Mário Lino é apaixonado pelo ciclismo e doou a extensa coleção, dedicada à modalidade, à sua terra natal, Caldas da Rainha. Assim surgiu o Museu do Ciclismo, no final de 1999
(Foto: Nuno Brites/Global Imagens)

É preciso recuar para recuperar a história. Mário Lino era caixeiro-viajante de lanifícios, tecidos, sedas, percorreu o país, foi colecionando objetos ligados ao ciclismo (tem também uma coleção dedicada ao cinema). O seu património é valioso.
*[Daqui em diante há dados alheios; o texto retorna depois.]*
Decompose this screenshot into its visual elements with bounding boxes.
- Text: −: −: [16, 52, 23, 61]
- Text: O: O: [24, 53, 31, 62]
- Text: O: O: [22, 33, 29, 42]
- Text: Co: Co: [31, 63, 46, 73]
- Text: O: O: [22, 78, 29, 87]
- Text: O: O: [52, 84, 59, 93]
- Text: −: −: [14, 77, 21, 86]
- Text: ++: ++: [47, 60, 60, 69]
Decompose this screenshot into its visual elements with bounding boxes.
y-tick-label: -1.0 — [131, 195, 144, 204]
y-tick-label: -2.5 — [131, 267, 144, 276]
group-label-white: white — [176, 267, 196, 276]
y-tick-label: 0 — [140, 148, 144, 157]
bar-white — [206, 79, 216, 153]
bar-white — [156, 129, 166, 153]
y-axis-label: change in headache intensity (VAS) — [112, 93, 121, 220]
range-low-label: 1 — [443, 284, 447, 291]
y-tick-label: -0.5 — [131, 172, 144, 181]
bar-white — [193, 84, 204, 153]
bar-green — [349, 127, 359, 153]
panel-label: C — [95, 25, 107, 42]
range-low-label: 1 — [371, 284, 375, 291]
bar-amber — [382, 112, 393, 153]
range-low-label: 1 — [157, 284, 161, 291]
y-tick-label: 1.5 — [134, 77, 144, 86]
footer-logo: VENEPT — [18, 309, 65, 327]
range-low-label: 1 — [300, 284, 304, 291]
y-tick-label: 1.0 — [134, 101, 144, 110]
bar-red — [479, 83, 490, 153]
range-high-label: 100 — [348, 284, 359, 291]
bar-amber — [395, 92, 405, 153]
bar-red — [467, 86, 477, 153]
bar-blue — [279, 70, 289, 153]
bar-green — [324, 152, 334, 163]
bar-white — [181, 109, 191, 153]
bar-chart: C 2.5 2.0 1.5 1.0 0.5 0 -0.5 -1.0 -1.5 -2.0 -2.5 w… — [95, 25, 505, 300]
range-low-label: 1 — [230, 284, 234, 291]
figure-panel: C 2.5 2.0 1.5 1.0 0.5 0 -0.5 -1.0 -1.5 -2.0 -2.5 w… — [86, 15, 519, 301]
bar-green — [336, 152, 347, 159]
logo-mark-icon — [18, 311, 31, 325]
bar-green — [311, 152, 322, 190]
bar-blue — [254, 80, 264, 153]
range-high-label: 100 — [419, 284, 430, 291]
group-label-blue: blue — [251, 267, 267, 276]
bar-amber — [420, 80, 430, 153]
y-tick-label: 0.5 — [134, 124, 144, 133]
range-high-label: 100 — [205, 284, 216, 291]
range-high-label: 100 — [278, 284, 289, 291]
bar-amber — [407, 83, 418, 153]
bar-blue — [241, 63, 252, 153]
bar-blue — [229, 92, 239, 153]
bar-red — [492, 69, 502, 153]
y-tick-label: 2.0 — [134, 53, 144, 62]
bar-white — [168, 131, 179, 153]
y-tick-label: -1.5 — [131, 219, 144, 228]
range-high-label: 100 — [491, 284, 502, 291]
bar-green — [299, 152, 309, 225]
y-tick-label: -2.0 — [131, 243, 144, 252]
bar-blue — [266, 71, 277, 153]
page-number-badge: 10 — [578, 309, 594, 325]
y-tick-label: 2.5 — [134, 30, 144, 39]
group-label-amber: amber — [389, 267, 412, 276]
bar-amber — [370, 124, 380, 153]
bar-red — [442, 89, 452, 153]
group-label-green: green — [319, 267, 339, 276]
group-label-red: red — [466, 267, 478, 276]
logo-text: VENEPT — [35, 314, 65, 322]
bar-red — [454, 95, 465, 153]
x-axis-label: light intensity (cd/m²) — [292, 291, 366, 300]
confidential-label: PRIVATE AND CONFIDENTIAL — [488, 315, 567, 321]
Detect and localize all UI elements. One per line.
Tem a carta de controlo de António Augusto Carvalho, o primeiro vencedor da Volta, em 1927, numa altura que os ciclistas tinham um cartão que era carimbado nas localidades por onde passavam – não havia o controlo que há hoje, o percurso não era marcado como é hoje. A sua coleção tem camisolas, fotografias, taças, bicicletas, autógrafos, documentos únicos, no primeiro piso do edifício que é museu. Para Mário Lino, tudo é importante. “Um simples papel de jornal marca todo o ciclismo, é como se fosse uma barra de ouro.” Tal como todos os outros, compreende a mística à volta da Volta que vem de trás. “Atravessámos diversas gerações desde 1927, toda a gente corria para a estrada. Antigamente, andava-se com o vencedor às costas. Com o ciclismo, as notícias de Lisboa chegavam ao interior do país.” Não esquece jornalistas como Homero Serpa, Carlos Pinhão, Neves de Sousa, e os ciclistas Abílio Gil Moreira, Aristides Martins, Joaquim Leite. Nomes que aumentaram o seu gosto pela modalidade.
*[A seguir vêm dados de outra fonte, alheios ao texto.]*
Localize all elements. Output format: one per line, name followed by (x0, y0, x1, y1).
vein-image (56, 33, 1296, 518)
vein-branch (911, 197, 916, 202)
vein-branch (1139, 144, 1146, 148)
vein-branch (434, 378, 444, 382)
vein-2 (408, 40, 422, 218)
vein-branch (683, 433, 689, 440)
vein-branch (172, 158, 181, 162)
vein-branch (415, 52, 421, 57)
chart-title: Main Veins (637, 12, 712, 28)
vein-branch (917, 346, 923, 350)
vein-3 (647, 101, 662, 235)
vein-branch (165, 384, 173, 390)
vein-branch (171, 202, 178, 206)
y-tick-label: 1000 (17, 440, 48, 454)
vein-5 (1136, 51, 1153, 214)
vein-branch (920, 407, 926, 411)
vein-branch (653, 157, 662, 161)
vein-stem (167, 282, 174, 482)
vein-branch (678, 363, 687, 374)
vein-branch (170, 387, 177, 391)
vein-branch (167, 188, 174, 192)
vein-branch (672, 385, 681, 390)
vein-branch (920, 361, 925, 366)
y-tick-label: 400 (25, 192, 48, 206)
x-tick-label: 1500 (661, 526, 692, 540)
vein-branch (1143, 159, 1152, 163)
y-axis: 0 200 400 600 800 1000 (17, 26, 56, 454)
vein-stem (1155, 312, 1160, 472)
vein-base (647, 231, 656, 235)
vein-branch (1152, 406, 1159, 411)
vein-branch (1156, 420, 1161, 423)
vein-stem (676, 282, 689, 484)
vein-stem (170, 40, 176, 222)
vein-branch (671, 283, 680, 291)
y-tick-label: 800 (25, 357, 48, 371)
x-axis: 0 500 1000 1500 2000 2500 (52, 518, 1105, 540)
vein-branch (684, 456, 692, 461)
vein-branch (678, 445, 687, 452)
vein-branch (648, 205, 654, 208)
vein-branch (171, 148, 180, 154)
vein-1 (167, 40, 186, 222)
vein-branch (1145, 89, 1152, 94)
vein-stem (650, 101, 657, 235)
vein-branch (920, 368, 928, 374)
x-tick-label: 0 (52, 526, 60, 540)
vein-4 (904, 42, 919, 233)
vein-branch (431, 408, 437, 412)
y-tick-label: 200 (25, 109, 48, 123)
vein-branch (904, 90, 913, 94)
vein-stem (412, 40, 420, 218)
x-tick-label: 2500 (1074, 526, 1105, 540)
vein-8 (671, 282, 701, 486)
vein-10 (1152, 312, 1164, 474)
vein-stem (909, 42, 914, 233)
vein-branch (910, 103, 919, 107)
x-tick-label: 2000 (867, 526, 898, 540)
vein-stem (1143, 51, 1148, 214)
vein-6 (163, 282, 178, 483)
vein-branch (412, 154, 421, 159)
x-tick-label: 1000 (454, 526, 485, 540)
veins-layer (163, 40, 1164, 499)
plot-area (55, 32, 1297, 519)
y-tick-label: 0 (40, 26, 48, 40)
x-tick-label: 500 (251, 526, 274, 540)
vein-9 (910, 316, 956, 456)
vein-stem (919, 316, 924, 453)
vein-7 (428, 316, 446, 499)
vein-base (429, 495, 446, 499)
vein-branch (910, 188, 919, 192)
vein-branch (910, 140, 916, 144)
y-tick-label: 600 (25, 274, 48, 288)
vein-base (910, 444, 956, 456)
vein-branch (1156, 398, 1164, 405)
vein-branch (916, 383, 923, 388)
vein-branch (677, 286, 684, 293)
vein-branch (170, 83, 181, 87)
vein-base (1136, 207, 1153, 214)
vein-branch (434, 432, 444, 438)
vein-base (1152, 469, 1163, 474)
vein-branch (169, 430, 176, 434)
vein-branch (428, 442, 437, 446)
No tempo em que as Voltas passavam e não paravam nas Caldas da Rainha, Mário Lino tinha umas coisas combinadas. Antes de o pelotão passar, colocava-se na rua Heróis da Grande Guerra com o jornal “A Bola” na mão. Nessa altura, Onofre Tavares, um dos maiores sprinters da história do ciclismo português, conduzia o carro de apoio neutro. Mário levantava o jornal, Onofre Tavares parava e deixava-lhe algumas recordações, recortes de imprensa, fotografias. Usava o mesmo sistema com o jornalista Homero Serpa.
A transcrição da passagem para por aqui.